Pediatr Surg Int. 1996 Aug;11(7):444-7. doi: 10.1007/BF00180079.
We recently reported on a new fetal rat model of esophageal atresia (EA) with tracheoesophageal fistula (TEF) induced by prenatal exposure to adriamycin (1.75 mg/kg i. p. injected daily to the pregnant dam from the 6th to 9th gestational days). With this treatment regime, many fetuses were resorbed and the number of associated malformations was very high. The present study demonstrates that similar doses of the drug administered only on the 8th and 9th gestational days allow higher fetal survival (9.7 ∓ 3.9 vs. 6.8 ∓ 4.7 fetuses per litter, P < 0.01) with a similar incidence of EA-TEF (41.2% vs. 56.4%, n. s.) and decreased occurence of associated anorectal and genitourinary malformations. Since this model is an instrument for further investigation of the disturbed cellular and morphogenetic events leading to EA and TEF, the narrowing of the embryologic window obtained by the present study will allow better focusing of the research on the critical period of time involved.

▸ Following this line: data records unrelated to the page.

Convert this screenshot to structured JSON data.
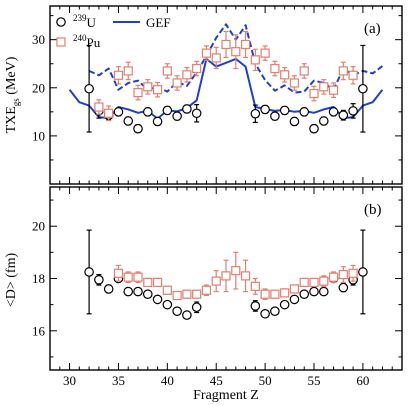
{
  "chart_data": [
    {
      "panel_label": "(a)",
      "type": "scatter",
      "ylabel": "TXE",
      "ylabel_sub": "gs",
      "ylabel_unit": "(MeV)",
      "xlim": [
        28,
        64
      ],
      "ylim": [
        0,
        37
      ],
      "x_ticks": [
        30,
        35,
        40,
        45,
        50,
        55,
        60
      ],
      "y_ticks": [
        10,
        20,
        30
      ],
      "legend": {
        "placement": "top-left",
        "u239": {
          "sup": "239",
          "text": "U"
        },
        "pu240": {
          "sup": "240",
          "text": "Pu"
        },
        "gef": "GEF"
      },
      "series": [
        {
          "name": "239U",
          "marker": "open-circle",
          "color": "#000000",
          "points": [
            {
              "x": 32,
              "y": 19.8,
              "err": 9.0
            },
            {
              "x": 33,
              "y": 15.2,
              "err": 1.5
            },
            {
              "x": 34,
              "y": 14.3,
              "err": 1.0
            },
            {
              "x": 35,
              "y": 15.0,
              "err": 0.8
            },
            {
              "x": 36,
              "y": 13.1,
              "err": 0.8
            },
            {
              "x": 37,
              "y": 11.5,
              "err": 0.8
            },
            {
              "x": 38,
              "y": 15.0,
              "err": 0.8
            },
            {
              "x": 39,
              "y": 13.0,
              "err": 0.8
            },
            {
              "x": 40,
              "y": 15.3,
              "err": 0.8
            },
            {
              "x": 41,
              "y": 14.1,
              "err": 0.8
            },
            {
              "x": 42,
              "y": 15.6,
              "err": 0.8
            },
            {
              "x": 43,
              "y": 14.7,
              "err": 1.8
            },
            {
              "x": 49,
              "y": 14.6,
              "err": 1.8
            },
            {
              "x": 50,
              "y": 15.5,
              "err": 0.8
            },
            {
              "x": 51,
              "y": 14.1,
              "err": 0.8
            },
            {
              "x": 52,
              "y": 15.3,
              "err": 0.8
            },
            {
              "x": 53,
              "y": 13.0,
              "err": 0.8
            },
            {
              "x": 54,
              "y": 15.0,
              "err": 0.8
            },
            {
              "x": 55,
              "y": 11.5,
              "err": 0.8
            },
            {
              "x": 56,
              "y": 13.1,
              "err": 0.8
            },
            {
              "x": 57,
              "y": 15.0,
              "err": 0.8
            },
            {
              "x": 58,
              "y": 14.3,
              "err": 1.0
            },
            {
              "x": 59,
              "y": 15.2,
              "err": 1.5
            },
            {
              "x": 60,
              "y": 19.8,
              "err": 9.0
            }
          ]
        },
        {
          "name": "240Pu",
          "marker": "open-square",
          "color": "#e08070",
          "points": [
            {
              "x": 33,
              "y": 16.0,
              "err": 1.5
            },
            {
              "x": 34,
              "y": 14.7,
              "err": 1.5
            },
            {
              "x": 35,
              "y": 22.6,
              "err": 1.8
            },
            {
              "x": 36,
              "y": 23.5,
              "err": 1.8
            },
            {
              "x": 37,
              "y": 19.0,
              "err": 1.5
            },
            {
              "x": 38,
              "y": 20.2,
              "err": 1.5
            },
            {
              "x": 39,
              "y": 19.6,
              "err": 1.5
            },
            {
              "x": 40,
              "y": 23.5,
              "err": 1.5
            },
            {
              "x": 41,
              "y": 21.0,
              "err": 1.5
            },
            {
              "x": 42,
              "y": 22.7,
              "err": 1.5
            },
            {
              "x": 43,
              "y": 24.0,
              "err": 1.5
            },
            {
              "x": 44,
              "y": 27.2,
              "err": 1.5
            },
            {
              "x": 45,
              "y": 26.2,
              "err": 2.2
            },
            {
              "x": 46,
              "y": 29.0,
              "err": 2.7
            },
            {
              "x": 47,
              "y": 27.5,
              "err": 3.5
            },
            {
              "x": 48,
              "y": 29.0,
              "err": 2.7
            },
            {
              "x": 49,
              "y": 25.8,
              "err": 2.2
            },
            {
              "x": 50,
              "y": 27.2,
              "err": 1.5
            },
            {
              "x": 51,
              "y": 24.0,
              "err": 1.5
            },
            {
              "x": 52,
              "y": 22.7,
              "err": 1.5
            },
            {
              "x": 53,
              "y": 21.0,
              "err": 1.5
            },
            {
              "x": 54,
              "y": 23.5,
              "err": 1.5
            },
            {
              "x": 55,
              "y": 18.8,
              "err": 1.5
            },
            {
              "x": 56,
              "y": 20.2,
              "err": 1.5
            },
            {
              "x": 57,
              "y": 19.5,
              "err": 1.5
            },
            {
              "x": 58,
              "y": 23.5,
              "err": 1.8
            },
            {
              "x": 59,
              "y": 22.6,
              "err": 1.8
            }
          ]
        },
        {
          "name": "GEF (solid)",
          "line": "solid",
          "color": "#1f3fd0",
          "x": [
            30,
            31,
            32,
            33,
            34,
            35,
            36,
            37,
            38,
            39,
            40,
            41,
            42,
            43,
            44,
            45,
            46,
            47,
            48,
            49,
            50,
            51,
            52,
            53,
            54,
            55,
            56,
            57,
            58,
            59,
            60,
            61,
            62
          ],
          "y": [
            19.6,
            17.0,
            16.3,
            13.9,
            13.7,
            16.0,
            15.5,
            14.8,
            15.2,
            13.6,
            15.3,
            15.1,
            15.8,
            17.4,
            26.0,
            24.4,
            25.2,
            26.0,
            24.4,
            16.0,
            15.6,
            15.2,
            15.4,
            15.0,
            15.2,
            14.8,
            15.5,
            16.0,
            13.7,
            13.9,
            16.3,
            17.0,
            19.6
          ]
        },
        {
          "name": "GEF (dashed)",
          "line": "dashed",
          "color": "#1f3fd0",
          "x": [
            32,
            33,
            34,
            35,
            36,
            37,
            38,
            39,
            40,
            41,
            42,
            43,
            44,
            45,
            46,
            47,
            48,
            49,
            50,
            51,
            52,
            53,
            54,
            55,
            56,
            57,
            58,
            59,
            60,
            61,
            62
          ],
          "y": [
            23.5,
            22.6,
            24.0,
            19.6,
            21.0,
            21.5,
            19.6,
            20.2,
            19.2,
            21.2,
            20.4,
            23.2,
            26.6,
            30.4,
            33.2,
            30.0,
            33.0,
            25.0,
            21.6,
            19.4,
            20.5,
            19.0,
            19.2,
            21.5,
            21.0,
            19.6,
            24.0,
            22.6,
            23.5,
            23.0,
            24.5
          ]
        }
      ]
    },
    {
      "panel_label": "(b)",
      "type": "scatter",
      "xlabel": "Fragment Z",
      "ylabel": "<D> (fm)",
      "xlim": [
        28,
        64
      ],
      "ylim": [
        14.5,
        21.5
      ],
      "x_ticks": [
        30,
        35,
        40,
        45,
        50,
        55,
        60
      ],
      "y_ticks": [
        16,
        18,
        20
      ],
      "series": [
        {
          "name": "239U",
          "marker": "open-circle",
          "color": "#000000",
          "points": [
            {
              "x": 32,
              "y": 18.25,
              "err": 1.6
            },
            {
              "x": 33,
              "y": 17.95,
              "err": 0.2
            },
            {
              "x": 34,
              "y": 17.6,
              "err": 0.15
            },
            {
              "x": 35,
              "y": 18.0,
              "err": 0.1
            },
            {
              "x": 36,
              "y": 17.5,
              "err": 0.1
            },
            {
              "x": 37,
              "y": 17.5,
              "err": 0.1
            },
            {
              "x": 38,
              "y": 17.4,
              "err": 0.1
            },
            {
              "x": 39,
              "y": 17.2,
              "err": 0.1
            },
            {
              "x": 40,
              "y": 17.0,
              "err": 0.1
            },
            {
              "x": 41,
              "y": 16.75,
              "err": 0.1
            },
            {
              "x": 42,
              "y": 16.6,
              "err": 0.1
            },
            {
              "x": 43,
              "y": 16.9,
              "err": 0.2
            },
            {
              "x": 49,
              "y": 16.95,
              "err": 0.2
            },
            {
              "x": 50,
              "y": 16.65,
              "err": 0.1
            },
            {
              "x": 51,
              "y": 16.75,
              "err": 0.1
            },
            {
              "x": 52,
              "y": 17.0,
              "err": 0.1
            },
            {
              "x": 53,
              "y": 17.2,
              "err": 0.1
            },
            {
              "x": 54,
              "y": 17.4,
              "err": 0.1
            },
            {
              "x": 55,
              "y": 17.5,
              "err": 0.1
            },
            {
              "x": 56,
              "y": 17.5,
              "err": 0.1
            },
            {
              "x": 57,
              "y": 18.0,
              "err": 0.1
            },
            {
              "x": 58,
              "y": 17.65,
              "err": 0.15
            },
            {
              "x": 59,
              "y": 17.95,
              "err": 0.2
            },
            {
              "x": 60,
              "y": 18.25,
              "err": 1.6
            }
          ]
        },
        {
          "name": "240Pu",
          "marker": "open-square",
          "color": "#e08070",
          "points": [
            {
              "x": 35,
              "y": 18.2,
              "err": 0.3
            },
            {
              "x": 36,
              "y": 18.05,
              "err": 0.2
            },
            {
              "x": 37,
              "y": 18.05,
              "err": 0.2
            },
            {
              "x": 38,
              "y": 17.85,
              "err": 0.15
            },
            {
              "x": 39,
              "y": 17.85,
              "err": 0.15
            },
            {
              "x": 40,
              "y": 17.55,
              "err": 0.15
            },
            {
              "x": 41,
              "y": 17.35,
              "err": 0.15
            },
            {
              "x": 42,
              "y": 17.4,
              "err": 0.15
            },
            {
              "x": 43,
              "y": 17.4,
              "err": 0.15
            },
            {
              "x": 44,
              "y": 17.55,
              "err": 0.2
            },
            {
              "x": 45,
              "y": 17.9,
              "err": 0.4
            },
            {
              "x": 46,
              "y": 18.1,
              "err": 0.6
            },
            {
              "x": 47,
              "y": 18.3,
              "err": 0.7
            },
            {
              "x": 48,
              "y": 18.1,
              "err": 0.6
            },
            {
              "x": 49,
              "y": 17.7,
              "err": 0.3
            },
            {
              "x": 50,
              "y": 17.4,
              "err": 0.2
            },
            {
              "x": 51,
              "y": 17.4,
              "err": 0.15
            },
            {
              "x": 52,
              "y": 17.45,
              "err": 0.15
            },
            {
              "x": 53,
              "y": 17.6,
              "err": 0.15
            },
            {
              "x": 54,
              "y": 17.85,
              "err": 0.15
            },
            {
              "x": 55,
              "y": 17.85,
              "err": 0.15
            },
            {
              "x": 56,
              "y": 17.9,
              "err": 0.2
            },
            {
              "x": 57,
              "y": 18.05,
              "err": 0.2
            },
            {
              "x": 58,
              "y": 18.15,
              "err": 0.3
            },
            {
              "x": 59,
              "y": 18.2,
              "err": 0.3
            }
          ]
        }
      ]
    }
  ]
}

我们最近报道了一种新的食管闭锁(EA)合并气管食管瘘(TEF)的胎鼠模型,该模型是通过在孕期第6至9天每天给孕鼠腹腔注射阿霉素(1.75 mg/kg)诱导产生的。采用这种治疗方案时,许多胎儿被吸收,且相关畸形的数量非常高。本研究表明,仅在孕期第8天和第9天给予相似剂量的药物,可使胎儿存活率更高(每窝胎儿数为9.7±3.9 vs. 6.8±4.7,P<0.01),EA-TEF的发生率相似(41.2% vs. 56.4%,无统计学差异),且相关肛门直肠和泌尿生殖系统畸形的发生率降低。由于该模型是进一步研究导致EA和TEF的细胞和形态发生事件紊乱的工具,本研究获得的胚胎学窗口变窄将使研究能够更好地聚焦于所涉及的关键时间段。